To me, there are few things sadder than somebody trying to be funny and failing.  I used to see that a lot in radio.  I worked with some really funny people, professional entertainers and comics.  Sometimes, a group of us would be riffing and cutting up, and somebody would try to jump in only to fail.  Ouch. (Lord knows I had my share of excruciating failures, too (but I was better than Jennifer the Traffic Girl (whom my boss required to raise her hand if ever she tried to make a joke, since her attempts never worked)))

That’s what Ricky Gervais’s character David Brent does.  Other people will be effortlessly funny, and he’ll try to jump in and…Ouch.

In the Christmas Specials, we follow David Brent after he’s been laid-off.  He’s doing promotional appearances based on his small flicker of fame from the “Documentary on BBC-2.” He ends up doing a sort of Dating Game appearance, and he tries to channel Austin Powers (all the way down to a rented costume).  Once, he comes out and throws hats into a nightclub crowd, only to have partyers throw things back at him.  Worse yet, he keeps going back to Wernham-Hogg, where he’s desperate to find that he’s being missed. 
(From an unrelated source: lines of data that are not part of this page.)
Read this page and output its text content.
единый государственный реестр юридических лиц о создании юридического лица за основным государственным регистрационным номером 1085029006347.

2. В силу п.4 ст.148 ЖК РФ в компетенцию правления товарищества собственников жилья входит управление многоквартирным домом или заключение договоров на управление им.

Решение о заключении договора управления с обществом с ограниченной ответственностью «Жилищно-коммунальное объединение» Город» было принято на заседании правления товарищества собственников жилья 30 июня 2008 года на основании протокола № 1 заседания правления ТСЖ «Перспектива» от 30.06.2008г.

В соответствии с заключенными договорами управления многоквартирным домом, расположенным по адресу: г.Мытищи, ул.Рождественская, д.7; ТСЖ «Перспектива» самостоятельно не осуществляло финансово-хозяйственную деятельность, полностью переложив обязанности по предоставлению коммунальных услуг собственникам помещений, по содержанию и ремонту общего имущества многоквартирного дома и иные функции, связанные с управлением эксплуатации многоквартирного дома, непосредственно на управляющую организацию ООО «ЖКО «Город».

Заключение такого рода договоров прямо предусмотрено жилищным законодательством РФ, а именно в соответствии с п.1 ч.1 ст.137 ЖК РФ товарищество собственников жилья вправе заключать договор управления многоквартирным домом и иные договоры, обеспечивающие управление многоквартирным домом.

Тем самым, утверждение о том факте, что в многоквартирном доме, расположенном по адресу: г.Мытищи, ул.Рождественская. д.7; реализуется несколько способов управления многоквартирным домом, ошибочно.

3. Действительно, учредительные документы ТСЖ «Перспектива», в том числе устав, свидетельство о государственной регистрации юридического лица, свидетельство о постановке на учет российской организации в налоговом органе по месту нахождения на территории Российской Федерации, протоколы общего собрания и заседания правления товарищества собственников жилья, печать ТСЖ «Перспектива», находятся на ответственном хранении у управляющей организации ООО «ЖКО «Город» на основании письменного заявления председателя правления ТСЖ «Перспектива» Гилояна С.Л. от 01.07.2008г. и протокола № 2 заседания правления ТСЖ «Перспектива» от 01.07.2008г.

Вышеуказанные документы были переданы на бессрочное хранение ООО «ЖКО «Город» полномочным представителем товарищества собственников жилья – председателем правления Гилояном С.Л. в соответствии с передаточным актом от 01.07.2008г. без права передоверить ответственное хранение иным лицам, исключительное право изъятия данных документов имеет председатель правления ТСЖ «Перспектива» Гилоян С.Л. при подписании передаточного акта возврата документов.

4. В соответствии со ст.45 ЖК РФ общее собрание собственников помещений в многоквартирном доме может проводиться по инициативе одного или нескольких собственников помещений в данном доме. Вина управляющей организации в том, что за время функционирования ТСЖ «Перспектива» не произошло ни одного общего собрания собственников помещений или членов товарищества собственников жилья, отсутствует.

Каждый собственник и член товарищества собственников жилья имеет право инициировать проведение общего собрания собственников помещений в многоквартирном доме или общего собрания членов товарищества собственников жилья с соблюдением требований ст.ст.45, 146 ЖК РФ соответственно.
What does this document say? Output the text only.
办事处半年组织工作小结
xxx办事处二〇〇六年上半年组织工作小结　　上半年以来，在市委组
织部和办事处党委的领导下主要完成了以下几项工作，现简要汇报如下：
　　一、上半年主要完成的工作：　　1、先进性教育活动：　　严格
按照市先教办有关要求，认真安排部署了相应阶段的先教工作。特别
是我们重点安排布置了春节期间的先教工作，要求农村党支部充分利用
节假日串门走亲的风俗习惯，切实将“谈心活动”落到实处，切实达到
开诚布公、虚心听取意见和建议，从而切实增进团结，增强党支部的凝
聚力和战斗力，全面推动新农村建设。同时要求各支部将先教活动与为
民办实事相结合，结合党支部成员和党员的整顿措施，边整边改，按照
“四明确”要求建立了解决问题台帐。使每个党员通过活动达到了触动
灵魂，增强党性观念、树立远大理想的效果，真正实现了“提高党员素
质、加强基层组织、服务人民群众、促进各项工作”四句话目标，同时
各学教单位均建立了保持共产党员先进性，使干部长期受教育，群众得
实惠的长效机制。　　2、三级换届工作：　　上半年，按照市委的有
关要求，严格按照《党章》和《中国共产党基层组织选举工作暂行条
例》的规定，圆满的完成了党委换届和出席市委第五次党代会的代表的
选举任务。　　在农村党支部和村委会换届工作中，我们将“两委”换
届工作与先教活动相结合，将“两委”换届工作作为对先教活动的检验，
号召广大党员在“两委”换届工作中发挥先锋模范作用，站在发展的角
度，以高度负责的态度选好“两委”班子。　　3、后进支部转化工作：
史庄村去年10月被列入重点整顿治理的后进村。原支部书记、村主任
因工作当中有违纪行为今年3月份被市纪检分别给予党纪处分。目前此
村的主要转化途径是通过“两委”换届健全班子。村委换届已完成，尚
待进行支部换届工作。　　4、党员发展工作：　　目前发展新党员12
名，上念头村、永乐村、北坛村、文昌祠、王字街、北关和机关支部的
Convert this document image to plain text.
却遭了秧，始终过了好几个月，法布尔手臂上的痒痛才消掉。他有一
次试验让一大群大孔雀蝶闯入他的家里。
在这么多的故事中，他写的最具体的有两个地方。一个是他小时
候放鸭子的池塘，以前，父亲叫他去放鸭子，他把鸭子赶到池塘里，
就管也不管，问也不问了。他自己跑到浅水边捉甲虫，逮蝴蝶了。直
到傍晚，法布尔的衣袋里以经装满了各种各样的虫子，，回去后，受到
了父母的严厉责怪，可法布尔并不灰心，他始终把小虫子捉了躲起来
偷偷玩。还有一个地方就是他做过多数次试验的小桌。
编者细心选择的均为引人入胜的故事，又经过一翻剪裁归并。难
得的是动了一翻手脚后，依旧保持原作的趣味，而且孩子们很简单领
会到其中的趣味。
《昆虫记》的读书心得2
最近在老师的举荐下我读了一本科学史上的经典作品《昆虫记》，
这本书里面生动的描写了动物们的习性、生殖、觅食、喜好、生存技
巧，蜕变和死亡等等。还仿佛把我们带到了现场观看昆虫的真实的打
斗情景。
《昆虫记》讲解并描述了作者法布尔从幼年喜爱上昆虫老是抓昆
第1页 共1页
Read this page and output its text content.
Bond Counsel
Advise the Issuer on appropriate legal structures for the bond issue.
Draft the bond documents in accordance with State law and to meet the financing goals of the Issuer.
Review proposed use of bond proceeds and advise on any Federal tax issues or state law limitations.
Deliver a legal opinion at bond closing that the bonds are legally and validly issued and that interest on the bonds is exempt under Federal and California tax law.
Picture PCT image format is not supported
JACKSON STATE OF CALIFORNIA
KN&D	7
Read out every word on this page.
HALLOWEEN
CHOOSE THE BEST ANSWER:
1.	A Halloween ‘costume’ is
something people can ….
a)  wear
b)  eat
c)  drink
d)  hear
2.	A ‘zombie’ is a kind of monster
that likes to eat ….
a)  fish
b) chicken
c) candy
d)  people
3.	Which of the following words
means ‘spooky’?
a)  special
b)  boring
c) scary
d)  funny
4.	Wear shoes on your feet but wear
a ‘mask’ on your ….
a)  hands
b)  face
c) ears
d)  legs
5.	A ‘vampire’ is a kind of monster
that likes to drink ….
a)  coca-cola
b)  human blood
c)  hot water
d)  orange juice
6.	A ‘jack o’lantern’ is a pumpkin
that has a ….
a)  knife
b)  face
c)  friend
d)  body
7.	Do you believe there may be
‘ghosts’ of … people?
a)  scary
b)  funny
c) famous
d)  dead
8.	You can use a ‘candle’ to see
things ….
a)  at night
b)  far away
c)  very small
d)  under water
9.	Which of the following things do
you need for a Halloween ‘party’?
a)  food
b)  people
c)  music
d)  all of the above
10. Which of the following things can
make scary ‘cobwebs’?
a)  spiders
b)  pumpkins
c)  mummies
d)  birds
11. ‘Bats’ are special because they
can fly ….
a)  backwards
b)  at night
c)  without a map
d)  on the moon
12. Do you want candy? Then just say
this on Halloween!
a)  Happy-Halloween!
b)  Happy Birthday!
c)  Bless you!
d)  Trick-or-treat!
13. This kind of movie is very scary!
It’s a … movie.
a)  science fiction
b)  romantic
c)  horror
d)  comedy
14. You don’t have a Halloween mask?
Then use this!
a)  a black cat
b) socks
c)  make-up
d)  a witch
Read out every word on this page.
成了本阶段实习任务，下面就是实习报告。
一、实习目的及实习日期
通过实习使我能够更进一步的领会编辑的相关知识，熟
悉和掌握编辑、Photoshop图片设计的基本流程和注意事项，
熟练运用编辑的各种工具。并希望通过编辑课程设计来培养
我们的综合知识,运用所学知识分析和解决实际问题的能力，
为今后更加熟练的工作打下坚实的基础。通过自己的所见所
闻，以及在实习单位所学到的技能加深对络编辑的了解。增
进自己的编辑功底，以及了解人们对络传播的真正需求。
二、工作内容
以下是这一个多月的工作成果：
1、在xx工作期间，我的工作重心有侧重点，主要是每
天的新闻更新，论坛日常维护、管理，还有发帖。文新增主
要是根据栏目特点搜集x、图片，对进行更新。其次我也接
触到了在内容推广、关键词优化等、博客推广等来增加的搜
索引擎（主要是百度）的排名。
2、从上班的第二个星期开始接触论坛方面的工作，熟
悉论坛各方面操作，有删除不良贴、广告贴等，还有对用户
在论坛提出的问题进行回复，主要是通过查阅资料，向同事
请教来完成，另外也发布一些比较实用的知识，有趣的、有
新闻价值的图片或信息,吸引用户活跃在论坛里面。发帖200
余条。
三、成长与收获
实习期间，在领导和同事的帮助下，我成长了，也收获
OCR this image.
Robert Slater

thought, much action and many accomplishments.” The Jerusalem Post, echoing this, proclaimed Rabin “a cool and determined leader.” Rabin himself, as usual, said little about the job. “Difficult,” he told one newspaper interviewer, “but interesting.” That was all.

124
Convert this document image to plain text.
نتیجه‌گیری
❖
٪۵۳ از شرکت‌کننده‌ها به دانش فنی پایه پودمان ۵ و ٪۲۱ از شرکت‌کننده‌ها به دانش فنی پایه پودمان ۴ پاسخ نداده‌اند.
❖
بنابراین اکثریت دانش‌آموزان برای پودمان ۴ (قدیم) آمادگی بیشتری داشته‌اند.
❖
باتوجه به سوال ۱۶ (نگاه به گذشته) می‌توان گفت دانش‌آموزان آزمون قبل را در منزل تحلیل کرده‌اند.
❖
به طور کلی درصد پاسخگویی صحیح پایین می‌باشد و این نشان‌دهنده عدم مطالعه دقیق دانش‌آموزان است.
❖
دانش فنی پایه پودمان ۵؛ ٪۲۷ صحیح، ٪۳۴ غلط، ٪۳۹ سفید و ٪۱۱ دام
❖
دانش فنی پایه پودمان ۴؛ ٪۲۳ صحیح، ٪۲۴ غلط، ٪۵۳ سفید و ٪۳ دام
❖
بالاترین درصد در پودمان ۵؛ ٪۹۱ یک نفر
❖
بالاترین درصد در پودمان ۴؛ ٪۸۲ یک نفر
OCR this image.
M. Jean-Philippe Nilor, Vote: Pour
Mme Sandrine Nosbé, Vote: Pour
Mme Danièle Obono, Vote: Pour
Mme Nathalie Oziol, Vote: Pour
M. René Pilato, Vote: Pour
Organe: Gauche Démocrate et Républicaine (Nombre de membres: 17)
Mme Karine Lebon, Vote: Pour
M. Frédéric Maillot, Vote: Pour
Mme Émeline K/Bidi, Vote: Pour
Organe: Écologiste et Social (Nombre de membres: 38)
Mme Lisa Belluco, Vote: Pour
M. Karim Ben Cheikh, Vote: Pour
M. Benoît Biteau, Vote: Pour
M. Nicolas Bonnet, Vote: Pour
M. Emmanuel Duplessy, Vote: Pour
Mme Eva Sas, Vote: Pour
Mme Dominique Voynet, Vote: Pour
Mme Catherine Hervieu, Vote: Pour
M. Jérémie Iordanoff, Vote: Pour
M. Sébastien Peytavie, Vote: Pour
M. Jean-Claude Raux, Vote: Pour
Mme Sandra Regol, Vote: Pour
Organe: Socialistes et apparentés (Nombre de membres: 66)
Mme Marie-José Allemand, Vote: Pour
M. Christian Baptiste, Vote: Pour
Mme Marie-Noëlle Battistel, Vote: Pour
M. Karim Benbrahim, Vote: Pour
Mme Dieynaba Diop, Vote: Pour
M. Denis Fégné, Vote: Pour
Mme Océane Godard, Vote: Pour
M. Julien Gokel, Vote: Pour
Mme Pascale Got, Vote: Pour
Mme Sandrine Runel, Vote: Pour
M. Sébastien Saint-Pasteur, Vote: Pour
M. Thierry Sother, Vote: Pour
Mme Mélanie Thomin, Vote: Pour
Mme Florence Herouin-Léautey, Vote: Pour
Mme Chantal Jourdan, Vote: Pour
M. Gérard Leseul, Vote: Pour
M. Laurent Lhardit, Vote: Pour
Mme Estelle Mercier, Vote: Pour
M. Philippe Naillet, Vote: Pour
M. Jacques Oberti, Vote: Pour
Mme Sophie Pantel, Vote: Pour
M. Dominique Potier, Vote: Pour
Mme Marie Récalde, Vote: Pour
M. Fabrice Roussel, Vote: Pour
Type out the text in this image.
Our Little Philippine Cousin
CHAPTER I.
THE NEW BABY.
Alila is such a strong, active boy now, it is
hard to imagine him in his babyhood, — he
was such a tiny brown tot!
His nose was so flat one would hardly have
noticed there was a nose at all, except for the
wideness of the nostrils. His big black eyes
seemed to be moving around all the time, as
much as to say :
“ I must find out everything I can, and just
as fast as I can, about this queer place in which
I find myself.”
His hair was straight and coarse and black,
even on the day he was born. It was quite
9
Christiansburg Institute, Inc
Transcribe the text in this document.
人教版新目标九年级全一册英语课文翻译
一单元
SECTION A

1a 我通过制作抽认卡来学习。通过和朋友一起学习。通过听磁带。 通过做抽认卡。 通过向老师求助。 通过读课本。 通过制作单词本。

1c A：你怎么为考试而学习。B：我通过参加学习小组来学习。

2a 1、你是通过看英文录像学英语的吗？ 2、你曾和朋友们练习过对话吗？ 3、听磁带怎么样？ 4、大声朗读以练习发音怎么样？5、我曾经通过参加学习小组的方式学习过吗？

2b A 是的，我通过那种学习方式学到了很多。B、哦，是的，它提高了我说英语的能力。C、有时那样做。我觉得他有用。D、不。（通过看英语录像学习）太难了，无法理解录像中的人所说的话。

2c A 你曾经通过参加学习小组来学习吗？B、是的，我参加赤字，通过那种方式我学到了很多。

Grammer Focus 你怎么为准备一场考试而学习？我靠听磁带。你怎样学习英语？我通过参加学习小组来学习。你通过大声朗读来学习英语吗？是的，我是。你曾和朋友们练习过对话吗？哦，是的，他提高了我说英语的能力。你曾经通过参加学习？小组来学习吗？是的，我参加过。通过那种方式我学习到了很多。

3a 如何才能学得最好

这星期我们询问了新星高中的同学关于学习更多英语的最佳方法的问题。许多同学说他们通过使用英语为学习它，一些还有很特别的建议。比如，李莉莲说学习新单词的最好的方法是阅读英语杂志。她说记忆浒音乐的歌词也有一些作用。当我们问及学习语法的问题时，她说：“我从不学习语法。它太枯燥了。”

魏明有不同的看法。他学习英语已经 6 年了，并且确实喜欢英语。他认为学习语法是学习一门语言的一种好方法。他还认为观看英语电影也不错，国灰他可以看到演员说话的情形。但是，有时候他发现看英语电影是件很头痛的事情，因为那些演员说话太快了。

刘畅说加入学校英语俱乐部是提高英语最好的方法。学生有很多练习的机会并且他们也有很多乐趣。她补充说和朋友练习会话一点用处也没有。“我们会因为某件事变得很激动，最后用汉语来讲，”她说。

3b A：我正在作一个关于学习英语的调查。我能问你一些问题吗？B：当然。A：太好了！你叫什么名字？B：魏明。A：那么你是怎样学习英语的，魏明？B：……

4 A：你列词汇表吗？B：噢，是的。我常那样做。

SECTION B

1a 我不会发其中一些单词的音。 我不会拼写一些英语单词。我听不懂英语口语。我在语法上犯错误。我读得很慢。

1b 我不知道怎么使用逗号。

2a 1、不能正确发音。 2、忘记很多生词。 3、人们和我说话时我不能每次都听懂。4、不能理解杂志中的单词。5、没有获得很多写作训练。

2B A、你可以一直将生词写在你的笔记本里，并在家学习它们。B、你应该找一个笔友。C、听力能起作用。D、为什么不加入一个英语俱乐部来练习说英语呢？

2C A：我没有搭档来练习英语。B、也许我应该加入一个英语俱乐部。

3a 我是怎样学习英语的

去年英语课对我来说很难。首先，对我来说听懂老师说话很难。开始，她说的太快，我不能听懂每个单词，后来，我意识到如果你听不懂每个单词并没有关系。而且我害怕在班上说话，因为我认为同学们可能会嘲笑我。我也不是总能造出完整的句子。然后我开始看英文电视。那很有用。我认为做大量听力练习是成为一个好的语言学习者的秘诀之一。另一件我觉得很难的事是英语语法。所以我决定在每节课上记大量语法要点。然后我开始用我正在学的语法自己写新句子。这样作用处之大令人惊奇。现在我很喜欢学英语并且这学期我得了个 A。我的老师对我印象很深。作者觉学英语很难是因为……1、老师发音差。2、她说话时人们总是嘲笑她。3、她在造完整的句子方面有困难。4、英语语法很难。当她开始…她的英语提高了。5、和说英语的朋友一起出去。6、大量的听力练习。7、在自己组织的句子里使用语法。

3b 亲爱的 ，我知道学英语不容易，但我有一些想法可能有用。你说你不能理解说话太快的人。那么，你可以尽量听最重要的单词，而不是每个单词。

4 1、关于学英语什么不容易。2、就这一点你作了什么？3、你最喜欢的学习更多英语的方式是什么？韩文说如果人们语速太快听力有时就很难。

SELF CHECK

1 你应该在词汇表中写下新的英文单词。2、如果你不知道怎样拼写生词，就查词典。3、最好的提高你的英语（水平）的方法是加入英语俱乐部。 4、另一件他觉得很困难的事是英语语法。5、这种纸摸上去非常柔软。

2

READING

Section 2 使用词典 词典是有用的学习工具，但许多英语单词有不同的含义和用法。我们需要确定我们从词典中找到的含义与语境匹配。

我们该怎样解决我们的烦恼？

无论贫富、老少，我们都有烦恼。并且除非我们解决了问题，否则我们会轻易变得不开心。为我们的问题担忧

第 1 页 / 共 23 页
He really isn’t–not only is the office running just as smoothly without him as it did with him, people still manage to laugh without him.

The highs in the U.K. version are higher, and the lows are lower. 

Martin Freeman’s character Tim Canterbury is the emotional heart of the show.  There are all manner of oddballs around him, and Tim does enjoy mocking his crazy desk neighbor, Gareth, but we pull for Tim, both to succeed in his day-to-day life, and in his seemingly impossible relationship with Dawn, the engaged receptionist. 

Shortly before the end of the very final episode, Tim has a great soliloquy about work: The people you work with are people you were just thrown together with. You know, you don’t know them, it wasn’t your choice, and yet you spend more time with them then you do your friends or your family. But probably all you’ve got in common is the fact that you walk around on the same bit of carpet for 8 hours a day.

It’s sad but true.  I see that here in my workplace.  My fellow cube-jockeys and I are like a family.  We have all manner of dysfunctional members, but we’re in it together, being nice and following the rules (well, to some extent ;-)).  Nobody in the Scranton Office is really that abrasive.  In Slough, as in St. Petersburg, people do not always play so nicely.  The rewards are there, as are the pokes in the pancreas, as we try to navigate through our 40 hour weeks. 

Just spare me, Universe, from people committing comedy suicide and not even knowing it.

Oh, and “The Office (U.K.)” has the better theme song: “Handbags and Gladrags,” a suitably bittersweet melody for the show. 

In summation, I quote a reviewer on IMDB.com, who just nailed it: Simply revel in the glorious dissection of the human condition, the frustrations of under-achievement and personal delusion on a grand scale, cringe at excruciating faux pas and marvel at pomposity and sexism of breathtaking scope. All without a laugh track.

And God knows, life just doesn’t have a laugh track.  Happy Saturday.